Bilginin kontrol edilmeden olduğu gibi ithal edildiği durumlarda aydın tipinin toplumdan kopuk olması kaçı­nılmazdır. Böyle olduğunda aydın halkına bağlı ve yerli kalamaz, sadece yabancı kültürleri kendi insanına dayat­manın yollarını araştırmakla kendini vazifeli bilir. Var­lığını kendi kültür ve medeniyetine değil, güçlü olanın çıkarlarını meşru kılmak ve tasdik etmekten alır. Hakiki aydın içinde bulunduğu toplumun değerlerine, tarihi ko­numuna vakıf, geniş ufuklu ve başkasının aklıyla değil kendi diliyle konuşan kişidir.

Alim ise, bilgiyi orijinal kaynağından alabilen ve bu bilgiyi teori bağlamında üreterek zaman ve zemine mü­nasip hale getirebilen kişidir. Âlimin ürettiği bilginin tat­bikat sahasına konulması toplumun okur-yazar tabakası­nın vazifesi olarak görülebilir.

Bilgi Ahlâkı – Ahlâk Bilgisi

Bilgi ve ahlâk ilişkisi bağlamında en önemli problem kişisel bağlamda “bilgilerimle nasıl yaşamalıyım?” so­rusuna tutarlı cevap vermektir. İnsanlar, hayvanlar ve bitkiler tabiatları nispetinde üretim yapabilen varlıklar olmakla beraber varlığının bilincinde olmak açısından insan diğer türlerden ayrılır. Bu farkındalık (self aware- ness) hali insanı mesuliyet sahibi yapar ve bu noktada ahlakî sorumluluk problemi kendini göstermeye başlar.

Baştan belirtmek gerekiyor ki, bilginin ahlâklı olması anlamlı değildir, çünkü hakiki bilgi zaten özü itibarıyla temiz ve ahlâka uygundur. Sorun, bilginin suistimal edil­mesi ya da ahlâka uygun olarak kullanılmaması mesele­sidir. Ahlâklı olmak ancak bir özneye atfedilebilecek bir özelliktir; bilgi ise bir ahlâk öznesi değildir. Dolayısıyla, bilginin değil bilim adamının ahlâkından bahsetmek daha uygundur.

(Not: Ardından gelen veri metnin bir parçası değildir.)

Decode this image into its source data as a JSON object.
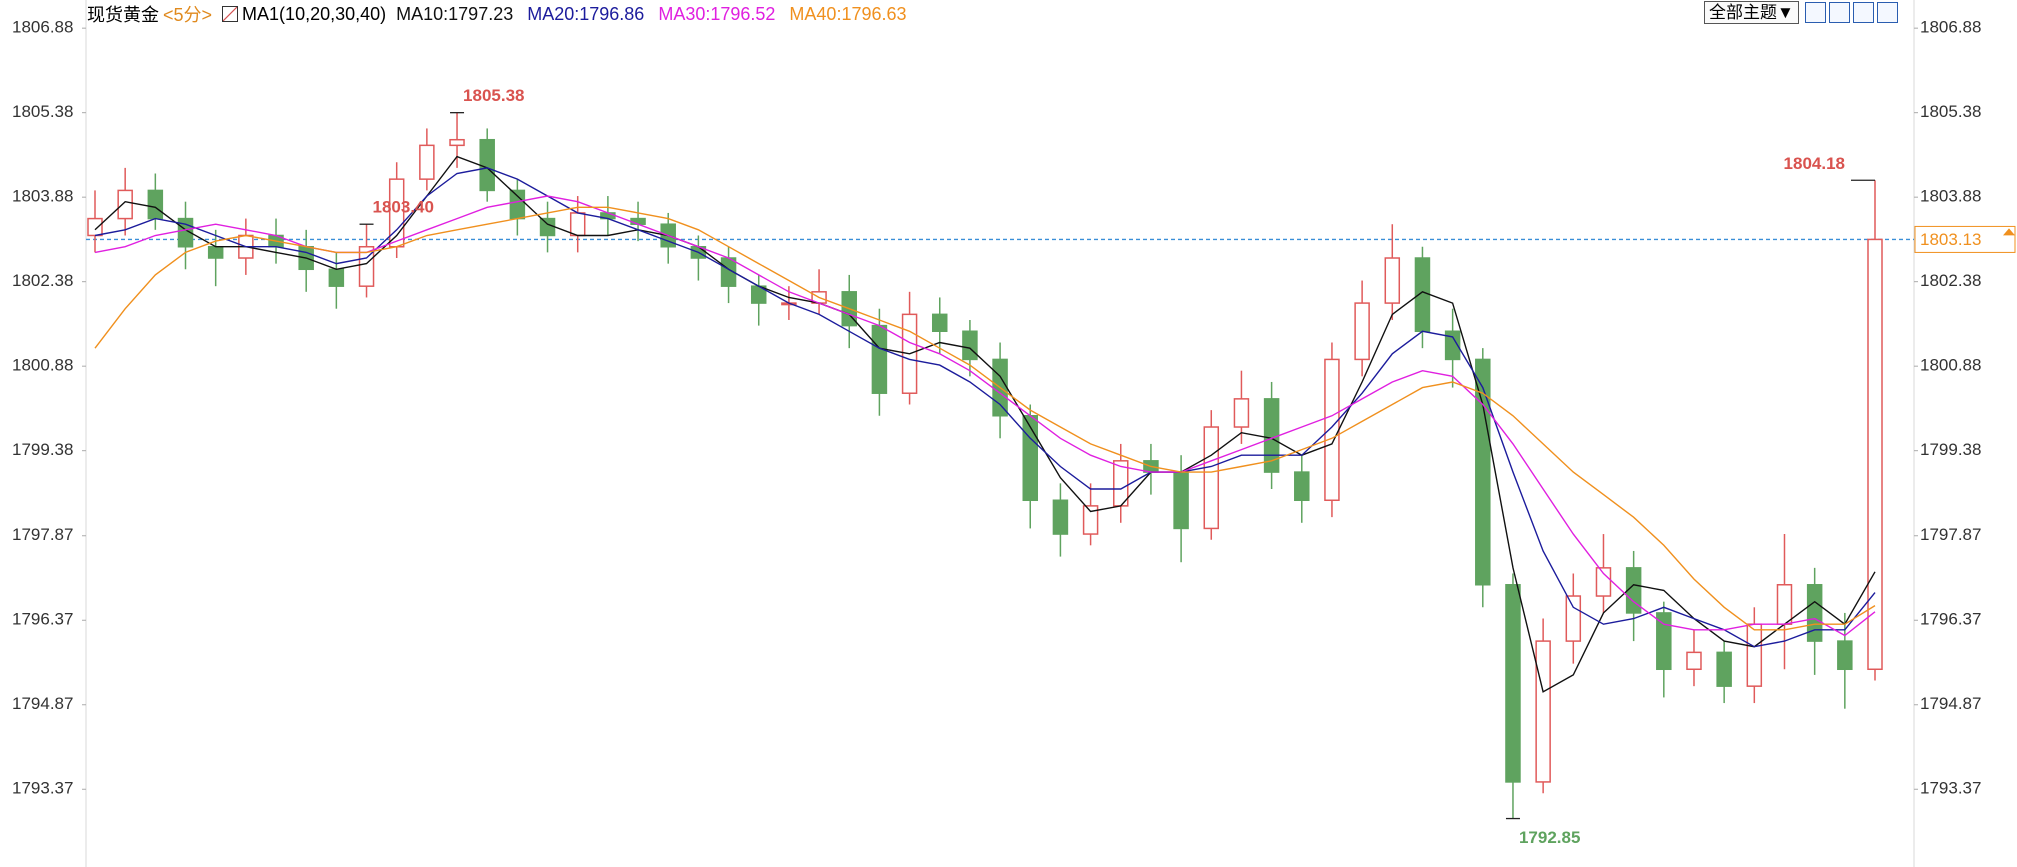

Bilgiyi güç vasıtası olarak görmek modern düşünce­nin en belirgin ilkelerinden biridir. Burada güç kavramı kişiyi ya da toplumları faziletli kılmak, İnsanî değerlere katkıda bulunmak anlamında kullanılmıyor. Bilgi, doğ­rudan doğruya para, teknoloji üzerinden sömürü ve he­gemonya ve iktidarı elde tutma aracı olarak görülmekte­dir. Bu anlamda bilgi, tüketilecek bir metadır.

Bilginin ahlâksızca kullanıldığı zaman insanlığı teh­dit eder hale gelmesi bilgi çağının paradoksal ve trajik bir neticesidir) İnsanlığın kendi ürettiği bilginin altında ezilmesi ve kurban olması hazin bir durumdur. Bilgi, ah­lâkla mütenasip olarak kullanılmayınca insanın bilgisi artsa bile bu bilgiyle nasıl yaşayacağını bilemez oluyor. Kendisini ve varlığı anlamlı kılma çabası için vesile edil­meyen bilgi kişinin kendini tanımasına fayda sağlamı­yor. Böylece bilgiye dayalı bir sorgulamaya dayanmayan bir hayat yaşanma değeri taşımaz hale geliyor. İyinin kö­tüden ve doğrunun yanlıştan üstün olduğunu belirtme­yen bilgi faydasızdır.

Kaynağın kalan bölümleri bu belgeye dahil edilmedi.